The question surprises me. Am I okay? I’m sitting in a car with a corpse in the trunk, driving to bury evidence of a murder I helped cover up. I’m as far from okay as it’s possible to be. “I don’t know.”
His mouth curls into a grim smile for a second. “That’s honest.”
“Is honesty still an option? After this?”
Yefrem glances at me, and in the dim light from the dashboard I see something like sympathy in his expression. “It’s the only option, at least between us.”
“Between us.” I test the phrase, evaluating the way it implies some kind of partnership or a bond forged by shared criminality. “What are we now?”
“Survivors.”
We’re Survivors.
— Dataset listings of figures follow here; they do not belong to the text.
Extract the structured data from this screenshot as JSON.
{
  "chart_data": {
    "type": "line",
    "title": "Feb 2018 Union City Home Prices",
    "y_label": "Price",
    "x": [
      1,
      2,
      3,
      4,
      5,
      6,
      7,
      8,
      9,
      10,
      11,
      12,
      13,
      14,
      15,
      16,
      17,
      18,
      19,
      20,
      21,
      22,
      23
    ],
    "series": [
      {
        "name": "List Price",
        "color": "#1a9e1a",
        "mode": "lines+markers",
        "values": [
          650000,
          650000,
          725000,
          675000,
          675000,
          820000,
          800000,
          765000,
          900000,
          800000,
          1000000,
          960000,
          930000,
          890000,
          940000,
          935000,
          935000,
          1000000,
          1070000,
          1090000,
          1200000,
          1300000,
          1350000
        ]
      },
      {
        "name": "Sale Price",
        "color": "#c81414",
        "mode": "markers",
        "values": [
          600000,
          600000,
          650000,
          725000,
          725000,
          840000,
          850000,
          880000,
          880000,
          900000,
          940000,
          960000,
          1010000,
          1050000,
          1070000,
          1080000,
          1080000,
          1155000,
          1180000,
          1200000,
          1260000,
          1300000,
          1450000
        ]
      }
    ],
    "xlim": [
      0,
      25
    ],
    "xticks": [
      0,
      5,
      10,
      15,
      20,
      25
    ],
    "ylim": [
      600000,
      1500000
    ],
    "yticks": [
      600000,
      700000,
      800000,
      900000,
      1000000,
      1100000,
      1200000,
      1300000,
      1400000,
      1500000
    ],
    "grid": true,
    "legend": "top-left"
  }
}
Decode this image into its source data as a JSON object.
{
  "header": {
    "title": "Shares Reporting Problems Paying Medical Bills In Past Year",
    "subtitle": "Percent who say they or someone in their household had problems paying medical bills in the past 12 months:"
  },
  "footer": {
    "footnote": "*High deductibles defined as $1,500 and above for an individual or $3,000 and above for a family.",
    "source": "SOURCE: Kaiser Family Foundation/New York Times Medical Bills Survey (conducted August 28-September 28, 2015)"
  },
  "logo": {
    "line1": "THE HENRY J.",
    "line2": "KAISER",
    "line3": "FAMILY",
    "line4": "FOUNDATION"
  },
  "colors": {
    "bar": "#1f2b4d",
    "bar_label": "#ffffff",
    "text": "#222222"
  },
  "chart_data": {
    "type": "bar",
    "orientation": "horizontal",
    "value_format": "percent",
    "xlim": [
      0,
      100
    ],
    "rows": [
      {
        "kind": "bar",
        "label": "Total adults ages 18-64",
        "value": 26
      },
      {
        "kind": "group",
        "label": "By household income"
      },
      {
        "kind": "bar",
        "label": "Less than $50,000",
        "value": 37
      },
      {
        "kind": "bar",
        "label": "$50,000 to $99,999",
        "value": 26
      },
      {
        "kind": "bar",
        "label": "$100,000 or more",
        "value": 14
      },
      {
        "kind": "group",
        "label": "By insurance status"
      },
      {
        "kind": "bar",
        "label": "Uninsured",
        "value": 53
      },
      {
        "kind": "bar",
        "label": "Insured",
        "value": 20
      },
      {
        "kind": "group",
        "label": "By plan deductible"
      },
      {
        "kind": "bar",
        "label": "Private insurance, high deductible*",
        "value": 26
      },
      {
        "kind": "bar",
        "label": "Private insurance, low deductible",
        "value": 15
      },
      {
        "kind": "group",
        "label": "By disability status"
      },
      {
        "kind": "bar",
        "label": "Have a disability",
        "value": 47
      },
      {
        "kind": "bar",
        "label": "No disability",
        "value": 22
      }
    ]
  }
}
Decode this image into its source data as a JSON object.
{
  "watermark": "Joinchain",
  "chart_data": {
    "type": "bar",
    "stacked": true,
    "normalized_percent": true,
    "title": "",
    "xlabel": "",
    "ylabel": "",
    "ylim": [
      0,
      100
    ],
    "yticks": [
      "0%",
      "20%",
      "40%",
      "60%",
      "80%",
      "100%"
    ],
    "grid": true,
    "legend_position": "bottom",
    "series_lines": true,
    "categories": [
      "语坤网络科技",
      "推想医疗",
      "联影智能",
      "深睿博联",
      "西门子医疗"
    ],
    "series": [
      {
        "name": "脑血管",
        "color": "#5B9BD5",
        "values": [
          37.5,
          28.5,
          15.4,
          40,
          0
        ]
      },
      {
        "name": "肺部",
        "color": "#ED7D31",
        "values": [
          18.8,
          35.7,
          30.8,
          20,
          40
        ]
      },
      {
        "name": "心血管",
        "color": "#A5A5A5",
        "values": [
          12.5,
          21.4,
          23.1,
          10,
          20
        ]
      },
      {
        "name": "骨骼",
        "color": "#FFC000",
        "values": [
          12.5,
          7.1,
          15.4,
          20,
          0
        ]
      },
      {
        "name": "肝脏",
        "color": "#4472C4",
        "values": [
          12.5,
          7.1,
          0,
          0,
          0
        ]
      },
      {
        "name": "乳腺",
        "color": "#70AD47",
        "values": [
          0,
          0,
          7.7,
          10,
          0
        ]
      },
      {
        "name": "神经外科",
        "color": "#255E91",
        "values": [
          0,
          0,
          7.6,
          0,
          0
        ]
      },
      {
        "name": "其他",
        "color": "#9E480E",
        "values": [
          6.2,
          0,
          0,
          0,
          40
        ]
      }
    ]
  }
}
People who do what they have to do to make it through the night and wake up free the next morning. It’s reasonable but feels incomplete. “How much further?”
“Ten minutes.”
Ten minutes to the place where we’ll bury Marcus Lang. Ten minutes to complete my transformation from innocent civilian to criminal accomplice, to seal my fate alongside Yefrem’s.
The road narrows as we leave the residential area behind, winding through patches of forest that seem to swallow the headlight beams. I’ve driven this way before during the day—it leads to some hiking trails and a small lake—but at night, it feels ominous and endless. “How do you know where to go?”
“Le…my associate identified a location for me.”